When Ulrich Weigert turned 100, there were five birthday parties and cards from the Queen and a government minister.
But on the downside, he managed only a 1.6 kilometre country walk, rather than the two kilometres he normally covers. At least he did not miss his regular art class on his birthday morning, or his yoga group later in the week. And dipping into a stack of broadsheet newspapers and journals helps to keep his mind active.
The German-born analytical chemist likes to keep busy. Hailing from an illustrious line of Jewish scientists and doctors, he worked in Sheffield's steel industry after escaping Nazi Germany. Until the age of 94, he gave lectures to a lobby group campaigning for cleaner drinking water.
Leaping out of his chair at the Sheffield care home where he now lives, Mr Weigert points proudly to the framed picture of a fox he took aged 97 while indulging in a spot of wildlife photography. Other photos on the wall were shot while cross-country skiing in his native Bavarian Alps at the age of 80.
"I didn't bother with skiing insurance," he explained chuckling. "My grandfather was 89 when he died, my father 97. My wife, Barbara, is 88. Statistics show that most of the people who reach 100 are women, so I'm trying to redress the balance." Mrs Weigert, another German refugee, maintains their nearby family home and visits him regularly. They have been married for 60 years.
Mr Weigert fled Germany for Manchester, aged 18, in 1932, just weeks after finding out he was Jewish. His father - a famous Bavarian doctor who once treated the daughter of former British Prime Minister Stanley Baldwin - had brought up his children as Christians to protect them from antisemitism.
"At school, aged 17, we learned that Jesus Christ was the most wonderful person and there were horrible people who persecuted him. They were called Jews," Mr Weigert recalled. "When I told my father what I had learned, he got very worried and explained to his children that we were Jewish and threatened by the Nazis' ideas."
Arriving in Britain, he was sent to his second cousin in Manchester, exiled German-Jewish physicist Sir Rudolf Ernst Peierls, who had a major role in Britain's nuclear programme and who was later pivotal in fighting nuclear proliferation.
Mr Weigert studied chemistry at Manchester University and went on to be involved in the discovery of how steel manufacturing was poisoning the British countryside and killing cattle. But during the war, he was interned as an enemy alien.
"When I was first arrested in 1939 the enemy alien tribunal asked me if I had any good references. I got off by telling them my father had treated Baldwin's daughter, Lady Huntington-Whiteley," he explained.

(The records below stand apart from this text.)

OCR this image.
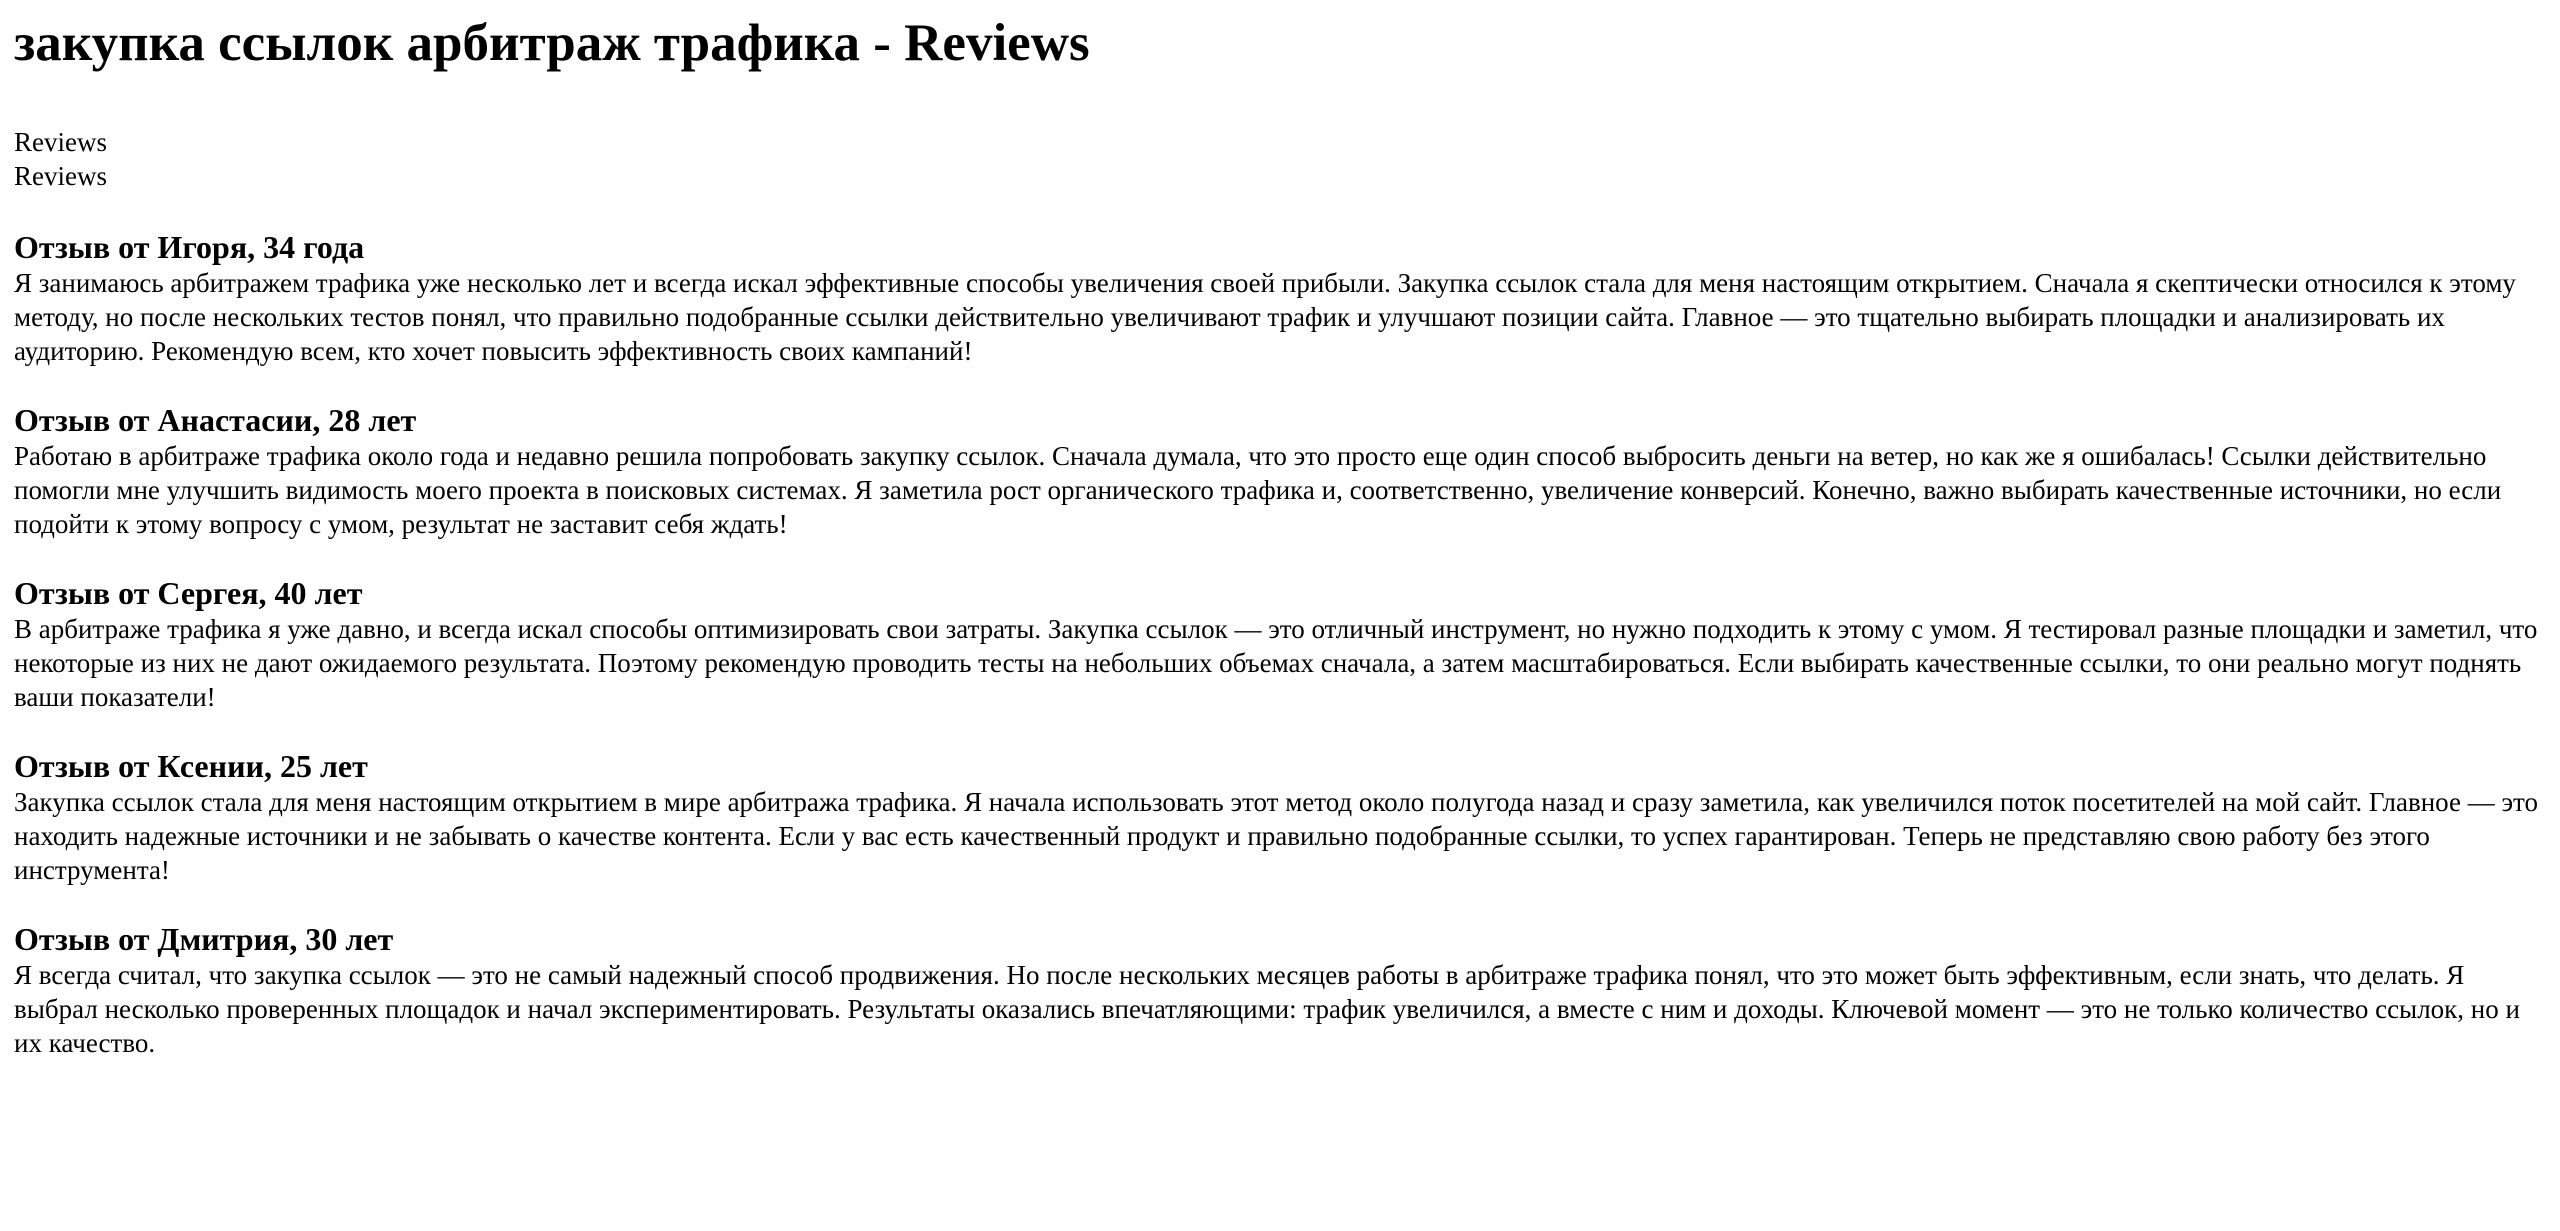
закупка ссылок арбитраж трафика - Reviews
Reviews
Reviews
Отзыв от Игоря, 34 года

Я занимаюсь арбитражем трафика уже несколько лет и всегда искал эффективные способы увеличения своей прибыли. Закупка ссылок стала для меня настоящим открытием. Сначала я скептически относился к этому методу, но после нескольких тестов понял, что правильно подобранные ссылки действительно увеличивают трафик и улучшают позиции сайта. Главное — это тщательно выбирать площадки и анализировать их аудиторию. Рекомендую всем, кто хочет повысить эффективность своих кампаний!

Отзыв от Анастасии, 28 лет

Работаю в арбитраже трафика около года и недавно решила попробовать закупку ссылок. Сначала думала, что это просто еще один способ выбросить деньги на ветер, но как же я ошибалась! Ссылки действительно помогли мне улучшить видимость моего проекта в поисковых системах. Я заметила рост органического трафика и, соответственно, увеличение конверсий. Конечно, важно выбирать качественные источники, но если подойти к этому вопросу с умом, результат не заставит себя ждать!

Отзыв от Сергея, 40 лет

В арбитраже трафика я уже давно, и всегда искал способы оптимизировать свои затраты. Закупка ссылок — это отличный инструмент, но нужно подходить к этому с умом. Я тестировал разные площадки и заметил, что некоторые из них не дают ожидаемого результата. Поэтому рекомендую проводить тесты на небольших объемах сначала, а затем масштабироваться. Если выбирать качественные ссылки, то они реально могут поднять ваши показатели!

Отзыв от Ксении, 25 лет

Закупка ссылок стала для меня настоящим открытием в мире арбитража трафика. Я начала использовать этот метод около полугода назад и сразу заметила, как увеличился поток посетителей на мой сайт. Главное — это находить надежные источники и не забывать о качестве контента. Если у вас есть качественный продукт и правильно подобранные ссылки, то успех гарантирован. Теперь не представляю свою работу без этого инструмента!

Отзыв от Дмитрия, 30 лет

Я всегда считал, что закупка ссылок — это не самый надежный способ продвижения. Но после нескольких месяцев работы в арбитраже трафика понял, что это может быть эффективным, если знать, что делать. Я выбрал несколько проверенных площадок и начал экспериментировать. Результаты оказались впечатляющими: трафик увеличился, а вместе с ним и доходы. Ключевой момент — это не только количество ссылок, но и их качество.
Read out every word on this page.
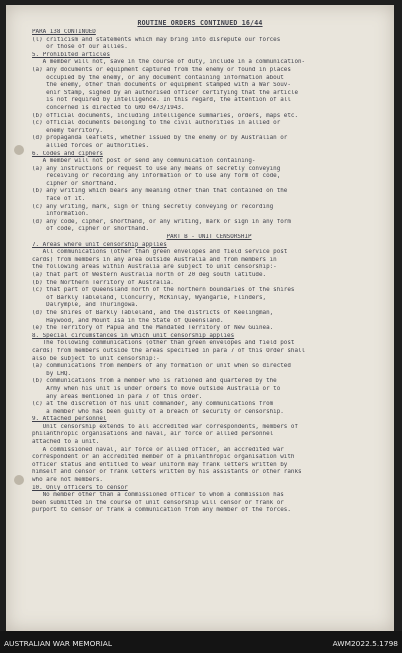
ROUTINE ORDERS CONTINUED 16/44
PARA 138 CONTINUED
(l) criticism and statements which may bring into disrepute our forces
or those of our allies.
5. Prohibited articles
A member will not, save in the course of duty, include in a communication-
(a) any documents or equipment captured from the enemy or found in places
occupied by the enemy, or any document containing information about
the enemy, other than documents or equipment stamped with a War Souv-
enir Stamp, signed by an authorised officer certifying that the article
is not required by Intelligence. In this regard, the attention of all
concerned is directed to GRO 0473/1943.
(b) official documents, including Intelligence summaries, orders, maps etc.
(c) official documents belonging to the civil authorities in allied or
enemy territory.
(d) propaganda leaflets, whether issued by the enemy or by Australian or
allied forces or authorities.
6. Codes and ciphers
A member will not post or send any communication containing-
(a) any instructions or request to use any means of secretly conveying
receiving or recording any information or to use any form of code,
cipher or shorthand.
(b) any writing which bears any meaning other than that contained on the
face of it.
(c) any writing, mark, sign or thing secretly conveying or recording
information.
(d) any code, cipher, shorthand, or any writing, mark or sign in any form
of code, cipher or shorthand.
PART B - UNIT CENSORSHIP
7. Areas where unit censorship applies
All communications (other than green envelopes and field service post
cards) from members in any area outside Australia and from members in
the following areas within Australia are subject to unit censorship:-
(a) that part of Western Australia north of 20 deg south latitude.
(b) the Northern Territory of Australia.
(c) that part of Queensland north of the northern boundaries of the shires
of Barkly Tableland, Cloncurry, McKinlay, Wyangarie, Flinders,
Dalrymple, and Thuringowa.
(d) the shires of Barkly Tableland, and the districts of Keelingman,
Haywood, and Mount Isa in the State of Queensland.
(e) the Territory of Papua and the Mandated Territory of New Guinea.
8. Special circumstances in which unit censorship applies
The following communications (other than green envelopes and field post
cards) from members outside the areas specified in para 7 of this Order shall
also be subject to unit censorship:-
(a) communications from members of any formation or unit when so directed
by LHQ.
(b) communications from a member who is rationed and quartered by the
Army when his unit is under orders to move outside Australia or to
any areas mentioned in para 7 of this order.
(c) at the discretion of his unit commander, any communications from
a member who has been guilty of a breach of security or censorship.
9. Attached personnel
Unit censorship extends to all accredited war correspondents, members of
philanthropic organisations and naval, air force or allied personnel
attached to a unit.
A commissioned naval, air force or allied officer, an accredited war
correspondent or an accredited member of a philanthropic organisation with
officer status and entitled to wear uniform may frank letters written by
himself and censor or frank letters written by his assistants or other ranks
who are not members.
10. Only officers to censor
No member other than a commissioned officer to whom a commission has
been submitted in the course of unit censorship will censor or frank or
purport to censor or frank a communication from any member of the forces.
AUSTRALIAN WAR MEMORIAL	AWM2022.5.1798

"But in 1940, all the previous classifications were thrown overboard when Churchill said 'collar the lot'. I was behind barbed wire on the Isle of Man and was then sent to Canada. If you ask me what are the three worst human inventions, they are barbed wire, the cigarette and the atomic bomb."
He was also no fan of revenge. "The position is tragic within Israel today but also in Jewish communities. I see there are these tensions over what happens in Gaza, and boycotts.
"I'm upset by the recent past in Gaza. It only creates more bitterness for the future. In a way you can understand what happens but revenge is never a good thing. And here my father gave me a very good example.
"Despite all that happened, losing his mother and his brother to the Nazis, my father was never for revenge. After the war, when the people in our old town found out he was still alive, they wanted him back as their chief doctor in Sonthofen. He worked in the hospital until he was 75 and was honoured with the freedom of the city, aged 90."
Mr Weigert's daughter, Suzie, said he was an inspiration. "He never lingers on the past but wants to be part of today.
"Very few people his age are so animated about today. To forgive people and concentrate on their strengths and enjoy life with 100 per cent of your being while chuckling at it - that is my father."